Command Line Interface
Note
Detailed information about the functions can be found in the pipeline.
The genrisk command line interface includes multiple commands which can be used as follows:
genrisk score-genes
Calculate the gene-based scores for a given dataset.
Example
$ genrisk score-genes -a /path/to/toy_vcf_info.vcf -o toy_genes_scores.tsv -t toy_vcf_scoring -v ID -f AF -g gene -l ALT -d RawScore
Parameters
- annotation_filestr
an annotation file containing variant IDs, alt, AF and deleterious scores.
- bfilesstr
the binary files for plink process.
- plinkstr
the location of plink, if not set in environment
- beta_paramtuple
the parameters from beta weight function.
- temp_dirstr
a temporary directory to save temporary files before merging.
- output_filestr
the location and name of the final output scores matrix.
- weight_funcstr
the weighting function used on allele frequency in score calculation. [beta| log10]
- variant_colstr
the column containing the variant IDs.
- gene_colstr
the column containing gene names.
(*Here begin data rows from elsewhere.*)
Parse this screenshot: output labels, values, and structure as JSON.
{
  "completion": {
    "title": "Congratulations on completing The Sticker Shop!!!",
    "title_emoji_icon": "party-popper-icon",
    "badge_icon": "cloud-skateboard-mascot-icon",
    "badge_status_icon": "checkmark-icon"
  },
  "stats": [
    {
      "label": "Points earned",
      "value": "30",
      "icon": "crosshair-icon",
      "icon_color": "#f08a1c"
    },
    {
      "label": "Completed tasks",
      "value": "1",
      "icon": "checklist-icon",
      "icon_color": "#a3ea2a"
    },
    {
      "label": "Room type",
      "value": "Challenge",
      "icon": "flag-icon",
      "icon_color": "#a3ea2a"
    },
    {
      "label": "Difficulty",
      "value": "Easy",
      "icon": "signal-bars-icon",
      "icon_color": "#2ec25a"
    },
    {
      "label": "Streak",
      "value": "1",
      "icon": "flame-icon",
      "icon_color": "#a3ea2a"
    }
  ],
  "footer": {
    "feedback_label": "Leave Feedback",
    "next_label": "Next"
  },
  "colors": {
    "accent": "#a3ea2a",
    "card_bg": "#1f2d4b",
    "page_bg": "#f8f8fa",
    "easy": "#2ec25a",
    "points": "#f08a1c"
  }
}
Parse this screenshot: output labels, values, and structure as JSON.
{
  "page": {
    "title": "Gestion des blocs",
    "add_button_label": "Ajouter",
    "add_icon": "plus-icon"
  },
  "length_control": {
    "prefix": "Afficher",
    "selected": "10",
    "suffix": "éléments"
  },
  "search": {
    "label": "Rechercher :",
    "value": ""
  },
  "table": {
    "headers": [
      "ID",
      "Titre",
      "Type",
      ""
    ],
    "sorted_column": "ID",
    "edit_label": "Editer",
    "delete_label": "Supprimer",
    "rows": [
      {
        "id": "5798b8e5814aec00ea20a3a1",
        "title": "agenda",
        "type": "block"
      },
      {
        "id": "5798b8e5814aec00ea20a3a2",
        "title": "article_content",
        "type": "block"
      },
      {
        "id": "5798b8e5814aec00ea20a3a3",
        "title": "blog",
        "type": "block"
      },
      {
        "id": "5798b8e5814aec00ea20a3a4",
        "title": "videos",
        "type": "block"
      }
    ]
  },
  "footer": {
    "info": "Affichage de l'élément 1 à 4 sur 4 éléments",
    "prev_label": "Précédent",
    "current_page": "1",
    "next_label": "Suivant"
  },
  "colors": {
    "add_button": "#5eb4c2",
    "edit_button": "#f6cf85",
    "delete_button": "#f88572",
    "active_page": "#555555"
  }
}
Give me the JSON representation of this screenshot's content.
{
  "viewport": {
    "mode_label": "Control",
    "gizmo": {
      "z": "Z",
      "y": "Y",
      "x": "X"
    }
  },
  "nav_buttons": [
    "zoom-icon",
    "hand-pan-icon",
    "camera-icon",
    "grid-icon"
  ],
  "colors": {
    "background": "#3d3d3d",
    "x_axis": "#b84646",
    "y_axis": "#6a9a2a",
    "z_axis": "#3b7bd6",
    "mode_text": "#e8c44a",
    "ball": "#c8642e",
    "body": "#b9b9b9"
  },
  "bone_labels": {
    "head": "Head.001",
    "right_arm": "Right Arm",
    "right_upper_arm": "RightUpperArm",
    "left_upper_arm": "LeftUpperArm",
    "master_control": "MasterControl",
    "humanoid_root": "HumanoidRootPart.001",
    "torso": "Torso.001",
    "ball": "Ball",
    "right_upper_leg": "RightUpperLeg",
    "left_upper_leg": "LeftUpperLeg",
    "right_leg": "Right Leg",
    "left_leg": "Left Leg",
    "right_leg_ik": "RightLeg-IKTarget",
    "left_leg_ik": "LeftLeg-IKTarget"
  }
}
If the genes are in the INFO column, use the identifier of the value (i.e gene=IF, identifier is ‘gene’)
- af_colstr
the column containing allele frequency. If in INFO, follow previous example
- del_colstr
the column containing deleteriousness score (functional annotation). If in INFO, follow previous example
- alt_colstr
the column containing alternate base.
- maf_thresholdfloat
the threshold for minor allele frequency.
Returns
- DataFrame information
the final scores dataframe information the DataFrame is saved into the output path indicated in the arguments
genrisk score-genes [OPTIONS]
Options
- -a, --annotation-file <annotation_file>
Required an annotation file containing variant IDs, alt, AF and deletarious scores.
- -b, --bfiles <bfiles>
Required provide binary files that contain the samples info
- --plink <plink>
the directory of plink, if not set in environment
- -t, --temp-dir <temp_dir>
Required a temporary directory to save temporary files before merging.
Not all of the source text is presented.